Introdução: Segundo a Sociedade Brasileira de Nefrologia, as glomerulopatias constituem a terceira causa de doença renal crônica dentre aqueles que ingressam na terapia dialítica no Brasil, não obstante o jornal brasileiro de nefrologia publicou em 2014 uma análise epidemiológica e retrospectiva de 9.617 biópsias renais realizadas no Brasil, que apontou a glomerulopatia membranosa (GNM) como a segunda lesão glomerular primária mais prevalente, atingindo 20,7% da totalidade. As “GNM” são doenças que acometem os glomérulos e suas estruturas basais importantes como os podócitos, células epiteliais altamente diferenciadas na camada visceral da cápsula glomerular nos rins, responsáveis pela ultra-filtração do plasma.
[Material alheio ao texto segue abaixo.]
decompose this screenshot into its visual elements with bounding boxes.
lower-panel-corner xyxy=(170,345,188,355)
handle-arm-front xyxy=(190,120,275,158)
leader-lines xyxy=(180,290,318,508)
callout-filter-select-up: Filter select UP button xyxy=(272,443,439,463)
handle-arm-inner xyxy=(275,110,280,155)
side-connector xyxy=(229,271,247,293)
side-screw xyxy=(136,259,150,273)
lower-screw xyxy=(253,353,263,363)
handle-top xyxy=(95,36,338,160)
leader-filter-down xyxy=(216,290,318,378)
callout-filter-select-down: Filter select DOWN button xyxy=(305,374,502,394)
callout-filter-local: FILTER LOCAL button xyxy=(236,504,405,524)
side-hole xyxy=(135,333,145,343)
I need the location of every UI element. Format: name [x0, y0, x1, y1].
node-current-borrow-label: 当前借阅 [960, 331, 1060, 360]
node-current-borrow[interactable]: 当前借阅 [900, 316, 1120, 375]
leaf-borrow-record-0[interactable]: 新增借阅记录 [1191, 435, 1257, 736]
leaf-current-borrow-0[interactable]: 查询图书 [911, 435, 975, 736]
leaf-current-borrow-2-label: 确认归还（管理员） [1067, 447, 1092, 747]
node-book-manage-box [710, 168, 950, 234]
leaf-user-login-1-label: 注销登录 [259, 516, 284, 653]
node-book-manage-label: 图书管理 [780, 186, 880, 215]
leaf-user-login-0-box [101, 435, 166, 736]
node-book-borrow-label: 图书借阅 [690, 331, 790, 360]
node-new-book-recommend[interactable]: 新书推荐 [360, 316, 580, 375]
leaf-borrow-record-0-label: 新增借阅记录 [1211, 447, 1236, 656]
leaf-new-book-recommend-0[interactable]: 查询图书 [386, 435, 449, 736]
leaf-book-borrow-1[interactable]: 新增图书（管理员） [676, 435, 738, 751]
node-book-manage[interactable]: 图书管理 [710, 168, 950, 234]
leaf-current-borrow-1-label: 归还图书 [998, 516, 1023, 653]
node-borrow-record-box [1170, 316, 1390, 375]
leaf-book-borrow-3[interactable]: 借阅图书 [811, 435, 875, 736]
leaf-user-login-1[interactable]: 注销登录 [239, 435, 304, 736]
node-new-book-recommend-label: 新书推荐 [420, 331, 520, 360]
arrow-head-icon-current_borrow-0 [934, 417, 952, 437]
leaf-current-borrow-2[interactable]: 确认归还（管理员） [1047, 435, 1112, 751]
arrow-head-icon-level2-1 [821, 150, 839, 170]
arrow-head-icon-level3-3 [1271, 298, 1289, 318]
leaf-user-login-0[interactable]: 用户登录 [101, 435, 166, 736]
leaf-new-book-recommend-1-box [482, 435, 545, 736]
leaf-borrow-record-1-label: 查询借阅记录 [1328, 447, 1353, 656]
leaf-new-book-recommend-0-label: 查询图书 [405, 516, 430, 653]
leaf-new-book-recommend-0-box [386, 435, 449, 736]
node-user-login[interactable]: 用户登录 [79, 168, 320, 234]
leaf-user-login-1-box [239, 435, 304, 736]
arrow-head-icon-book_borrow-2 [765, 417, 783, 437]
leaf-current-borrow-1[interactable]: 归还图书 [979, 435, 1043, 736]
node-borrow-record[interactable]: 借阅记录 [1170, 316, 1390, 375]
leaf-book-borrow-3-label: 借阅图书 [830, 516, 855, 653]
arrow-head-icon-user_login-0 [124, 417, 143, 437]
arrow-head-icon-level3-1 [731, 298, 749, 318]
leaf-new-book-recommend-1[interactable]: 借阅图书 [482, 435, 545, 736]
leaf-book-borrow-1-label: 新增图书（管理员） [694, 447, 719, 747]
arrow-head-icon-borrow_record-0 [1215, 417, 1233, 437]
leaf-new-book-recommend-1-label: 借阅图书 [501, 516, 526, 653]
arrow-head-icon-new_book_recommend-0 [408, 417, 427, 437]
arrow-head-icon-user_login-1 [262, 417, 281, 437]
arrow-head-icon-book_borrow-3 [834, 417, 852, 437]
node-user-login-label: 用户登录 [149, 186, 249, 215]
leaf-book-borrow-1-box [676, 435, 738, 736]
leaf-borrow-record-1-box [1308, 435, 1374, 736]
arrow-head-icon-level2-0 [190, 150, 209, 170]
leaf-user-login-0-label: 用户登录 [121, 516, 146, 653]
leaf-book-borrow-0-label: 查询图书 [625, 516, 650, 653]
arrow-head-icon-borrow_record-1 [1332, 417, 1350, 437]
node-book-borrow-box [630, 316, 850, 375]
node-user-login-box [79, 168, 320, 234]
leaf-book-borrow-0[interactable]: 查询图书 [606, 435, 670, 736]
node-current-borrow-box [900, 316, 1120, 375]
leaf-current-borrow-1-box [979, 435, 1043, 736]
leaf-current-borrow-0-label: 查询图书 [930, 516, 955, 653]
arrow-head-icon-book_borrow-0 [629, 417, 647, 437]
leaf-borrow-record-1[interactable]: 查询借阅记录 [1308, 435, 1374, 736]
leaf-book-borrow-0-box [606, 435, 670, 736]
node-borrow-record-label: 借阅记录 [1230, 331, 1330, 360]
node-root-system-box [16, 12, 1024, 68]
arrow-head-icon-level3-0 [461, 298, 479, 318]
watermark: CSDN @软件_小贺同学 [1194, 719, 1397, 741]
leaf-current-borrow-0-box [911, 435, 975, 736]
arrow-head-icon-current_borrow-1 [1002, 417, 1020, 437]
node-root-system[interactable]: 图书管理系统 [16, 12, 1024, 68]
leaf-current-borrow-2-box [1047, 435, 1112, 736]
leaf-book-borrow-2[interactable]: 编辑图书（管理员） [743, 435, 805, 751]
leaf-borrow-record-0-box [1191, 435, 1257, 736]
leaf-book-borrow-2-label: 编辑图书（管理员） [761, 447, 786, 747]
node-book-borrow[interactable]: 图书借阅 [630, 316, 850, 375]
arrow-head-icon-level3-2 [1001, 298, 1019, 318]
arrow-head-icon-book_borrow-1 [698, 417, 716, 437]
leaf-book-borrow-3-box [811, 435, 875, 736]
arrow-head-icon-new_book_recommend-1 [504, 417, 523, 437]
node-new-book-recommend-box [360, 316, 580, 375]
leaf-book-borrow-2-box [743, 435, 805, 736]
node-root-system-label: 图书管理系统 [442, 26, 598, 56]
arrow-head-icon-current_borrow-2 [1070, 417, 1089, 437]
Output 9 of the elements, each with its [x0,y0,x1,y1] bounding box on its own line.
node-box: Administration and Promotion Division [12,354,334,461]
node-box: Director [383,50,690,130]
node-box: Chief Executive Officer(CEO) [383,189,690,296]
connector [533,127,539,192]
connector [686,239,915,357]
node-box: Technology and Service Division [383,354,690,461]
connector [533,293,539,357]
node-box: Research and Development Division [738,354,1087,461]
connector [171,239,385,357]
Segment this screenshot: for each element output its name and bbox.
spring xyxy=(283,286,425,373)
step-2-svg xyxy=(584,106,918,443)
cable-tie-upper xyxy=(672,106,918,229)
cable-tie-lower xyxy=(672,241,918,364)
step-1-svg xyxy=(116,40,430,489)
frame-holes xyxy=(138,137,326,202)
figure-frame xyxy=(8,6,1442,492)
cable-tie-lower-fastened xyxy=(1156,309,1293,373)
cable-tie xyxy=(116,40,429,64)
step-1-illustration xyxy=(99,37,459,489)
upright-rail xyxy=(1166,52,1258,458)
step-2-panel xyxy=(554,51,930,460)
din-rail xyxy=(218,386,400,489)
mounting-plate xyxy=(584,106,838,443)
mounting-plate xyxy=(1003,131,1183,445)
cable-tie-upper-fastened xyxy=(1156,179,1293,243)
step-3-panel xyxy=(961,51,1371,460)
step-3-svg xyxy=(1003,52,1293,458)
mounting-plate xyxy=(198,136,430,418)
A glomerulopatia membranosa pode aparecer de forma primária por deposição subepitelial de anticorpos autoimunes ou secundária a diversas condições sistêmicas específicas, como o lúpus (LES), a hepatite viral e as neoplasias, ou mesmo após o uso de determinados medicamentos. A síndrome nefrótica é a apresentação clínica inicial em 60 a 70% dos casos, com proteinúria variando de 5 a 10g nas 24h. A hematúria microscópica está presente em 30% dos casos em adultos e 100% nos casos em crianças, a evolução é insidiosa e ocorre mais frequentemente em homens (60 a 70% dos casos). Por muito tempo as GNM primárias foram tratadas como idiopáticas porém atualmente estudos realizados em 2009 mostraram que a ligação das respostas autoimunes mediadas por IgG4 e ativação sistema complemento por C3 estariam ligadas as incitações exacerbadas inflamatórias e lesões de podócitos, célula esta formada por uma membrana glicoprotéica composta em grande quantidade de receptores de fosfolipase A2 do tipo M (PLAR2). A GNM é uma lesão basicamente da membrana glomerular (MBG), podendo evoluir para diferentes graus I, II, III e IV. Avanços dos conhecimentos moleculares na última década tem permitido a identificação dessas proteínas podocitárias que atuariam como alvos antigênicos nas GNMs mostrando um novo conceito autoimune da forma anteriormente denominada como “idiopática” e diferenciando a forma primária da secundária.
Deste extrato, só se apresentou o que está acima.